つまり、ロングソードは五本が1万1250円。一本2250円。
やった。ぎりぎり観光地の木刀より高かったです。
いや、ふざけんなよ。
通常、ロングソードは一本で金貨一枚だ。
これは下っ端兵士に持たせるもので、名匠の手によるものならゼロの数が三つ四つとえげつなく増える。
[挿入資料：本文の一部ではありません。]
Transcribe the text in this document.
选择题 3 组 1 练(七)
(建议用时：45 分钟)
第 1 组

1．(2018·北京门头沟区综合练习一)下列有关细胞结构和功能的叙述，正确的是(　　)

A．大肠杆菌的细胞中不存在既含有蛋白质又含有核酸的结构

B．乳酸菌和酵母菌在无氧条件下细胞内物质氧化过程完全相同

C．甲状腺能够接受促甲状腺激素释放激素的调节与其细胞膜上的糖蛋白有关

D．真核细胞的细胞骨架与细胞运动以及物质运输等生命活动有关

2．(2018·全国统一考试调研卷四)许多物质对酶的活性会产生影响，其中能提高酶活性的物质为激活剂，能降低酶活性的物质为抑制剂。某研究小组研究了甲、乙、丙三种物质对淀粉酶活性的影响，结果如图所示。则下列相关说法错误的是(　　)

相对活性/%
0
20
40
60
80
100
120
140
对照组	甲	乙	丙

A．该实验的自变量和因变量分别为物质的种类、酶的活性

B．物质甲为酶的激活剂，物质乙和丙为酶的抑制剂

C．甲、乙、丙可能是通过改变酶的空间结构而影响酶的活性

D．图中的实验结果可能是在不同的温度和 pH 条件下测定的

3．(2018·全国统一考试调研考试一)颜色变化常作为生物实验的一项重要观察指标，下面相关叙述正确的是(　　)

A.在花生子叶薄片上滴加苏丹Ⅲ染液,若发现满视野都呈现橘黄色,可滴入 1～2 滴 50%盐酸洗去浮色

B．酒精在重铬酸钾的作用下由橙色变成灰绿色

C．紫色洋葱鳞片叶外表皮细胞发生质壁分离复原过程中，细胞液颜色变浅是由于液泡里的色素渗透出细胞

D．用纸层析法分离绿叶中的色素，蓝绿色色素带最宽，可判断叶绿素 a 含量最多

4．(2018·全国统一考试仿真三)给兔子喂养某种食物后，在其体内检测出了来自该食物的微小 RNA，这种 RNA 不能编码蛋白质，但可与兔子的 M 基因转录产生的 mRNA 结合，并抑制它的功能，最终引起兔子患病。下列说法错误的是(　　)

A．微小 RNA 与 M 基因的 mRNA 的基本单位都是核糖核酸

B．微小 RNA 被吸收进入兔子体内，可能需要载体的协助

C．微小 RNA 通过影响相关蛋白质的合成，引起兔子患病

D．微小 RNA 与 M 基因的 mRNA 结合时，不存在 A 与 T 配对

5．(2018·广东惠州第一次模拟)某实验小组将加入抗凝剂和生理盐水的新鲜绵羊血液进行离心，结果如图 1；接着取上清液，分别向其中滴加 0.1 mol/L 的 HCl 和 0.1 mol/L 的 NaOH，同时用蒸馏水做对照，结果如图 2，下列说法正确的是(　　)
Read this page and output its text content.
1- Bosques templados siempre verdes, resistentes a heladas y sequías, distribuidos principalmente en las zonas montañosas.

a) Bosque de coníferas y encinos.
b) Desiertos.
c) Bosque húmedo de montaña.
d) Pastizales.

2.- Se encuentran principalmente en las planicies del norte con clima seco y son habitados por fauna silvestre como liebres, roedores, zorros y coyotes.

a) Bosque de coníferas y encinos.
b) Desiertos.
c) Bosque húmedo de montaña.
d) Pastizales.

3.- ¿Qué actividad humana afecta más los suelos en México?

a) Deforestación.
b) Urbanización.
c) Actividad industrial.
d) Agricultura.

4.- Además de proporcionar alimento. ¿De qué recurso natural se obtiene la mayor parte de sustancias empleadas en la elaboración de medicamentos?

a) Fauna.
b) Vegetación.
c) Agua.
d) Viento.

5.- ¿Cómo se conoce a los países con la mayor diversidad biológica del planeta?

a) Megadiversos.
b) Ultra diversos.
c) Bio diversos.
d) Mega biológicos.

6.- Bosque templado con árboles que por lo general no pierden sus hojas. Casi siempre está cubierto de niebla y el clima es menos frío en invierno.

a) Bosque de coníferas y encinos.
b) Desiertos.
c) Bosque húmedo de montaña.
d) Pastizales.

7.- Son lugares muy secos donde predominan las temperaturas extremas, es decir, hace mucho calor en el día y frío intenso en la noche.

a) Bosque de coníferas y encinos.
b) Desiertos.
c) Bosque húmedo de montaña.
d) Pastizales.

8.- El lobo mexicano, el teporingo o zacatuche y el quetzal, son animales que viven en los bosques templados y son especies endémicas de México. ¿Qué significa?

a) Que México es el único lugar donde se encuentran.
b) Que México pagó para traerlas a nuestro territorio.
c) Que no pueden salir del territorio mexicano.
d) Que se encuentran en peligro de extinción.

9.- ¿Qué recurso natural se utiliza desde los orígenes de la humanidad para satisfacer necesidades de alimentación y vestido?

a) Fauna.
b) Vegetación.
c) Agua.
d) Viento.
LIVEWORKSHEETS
「とは言っても、元手はヴォンモを尊いと思うその気持ちだけなんですけどね。いや、でも、滞在費とか考えると赤字なんですけどね。ところで、みんな。それは何だい?」
「これは手なのです」
「そのかわいらしい手につけてる金属のことをきいてるんだ」
「これはメリケンサックなのです。マスターの売る武器を安く買いたたこうとするお馬鹿をこれでぶちのめすのです」
「両方の手につけているのは?」
「大切なのはコンビネーションなのです」
「そりゃそうだな。四人とも買ったの?」
「買ったのです」
「両手のためにふたつ?」
「ふたつなのです」
「そのメリケンサックひとついくら?」
「ひとつ、銀貨五枚だったのです」
「アレンカに問題。(4×2)×5は?」
「40なのです」
「ご名答」
「アレンカは計算が得意なのです」
銀貨四十枚。
そして、本日の売上からショバ代を引いた額が銀貨二十二枚と銅貨五枚。
でも、昔の偉い人は言ってた。
計算が得意でカネ儲けも得意なんてやつは間違いなく詐欺師だって。